What was supposed to be a five-minute conversation turned into a two-hour idea breakout session? For the next three days, Kaplan kept blowing up Sullivan’s phone with ideas for the app along with merchandising opportunities.
“The reason everyone is here is that they can bring something to the table no one else can,” Sullivan said. “We’re all best friends and know each other on a personal level. Everyone has something they’re good at.”
For the past two months, Sullivan, Courtney, and Kaplan have tirelessly worked on putting the finishing touches on the app.
The app contains a Rolodex of restaurants and bars in Oxford to help local students try something new or a prospective family dine on the best local flavor.
The shopping section ensures users will be gameday ready when women are looking for the perfect powder blue outfit or men realize they have lost their red gameday polo and need a new one.
Along with local weather, feature news stories, and a gallery of the best pictures in Oxford, the key to Oxford Guru’s success is the events and specials tabs.
“Through a push notification, we can let people on the app know what’s going and where ” Sullivan said. “If we send a notification saying ‘No cover at Roosters when you check-in on Oxford Guru’ to users on the app, that’s a win-win for everyone.

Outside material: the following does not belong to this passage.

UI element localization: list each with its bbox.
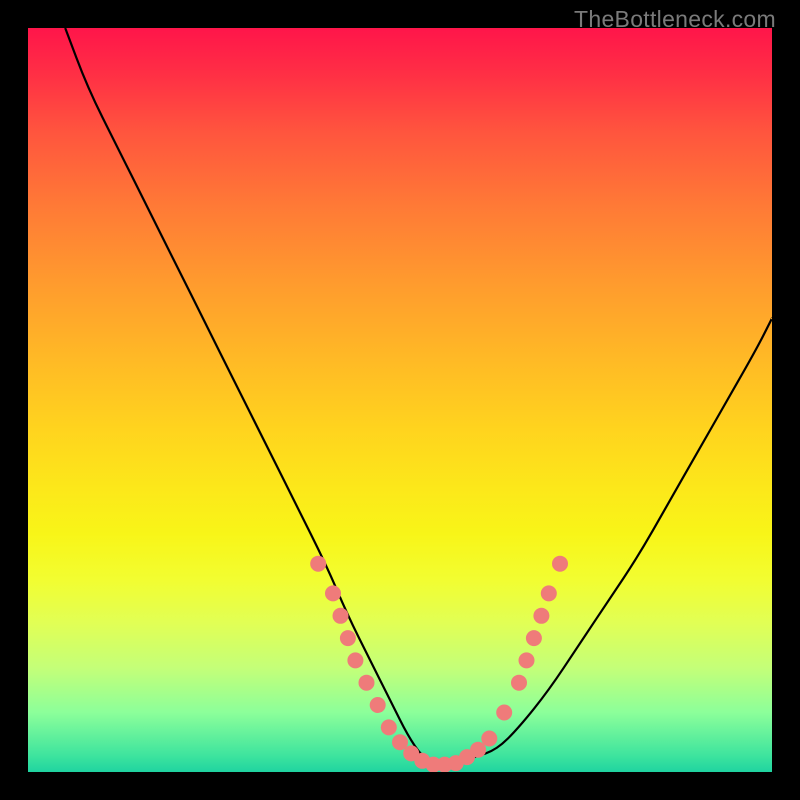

The patrons save money on covers and can spend more at the bars, and the bars see an increase in the volume of traffic coming through their doors.”
The trio knows the biggest challenge they face is brand awareness and marketing themselves to everyone, but they rest easy knowing the model was proven successful.
“The hardest part of the app was accommodating everyone, but that’s what we’ve done with the app. Whether you’re young or old, a student or parent, this app is for everyone,” Courtney said.
All the technology was patent tested and proven in 30A. In a small town like Oxford with a close-knit, intertwined college like Ole Miss, the trio remain confident it’s only a matter of time until their app catches on the same way.
“I want it to be the first thing anyone in this town checks to find out local information,” Sullivan said. “It’s going to change Oxford.”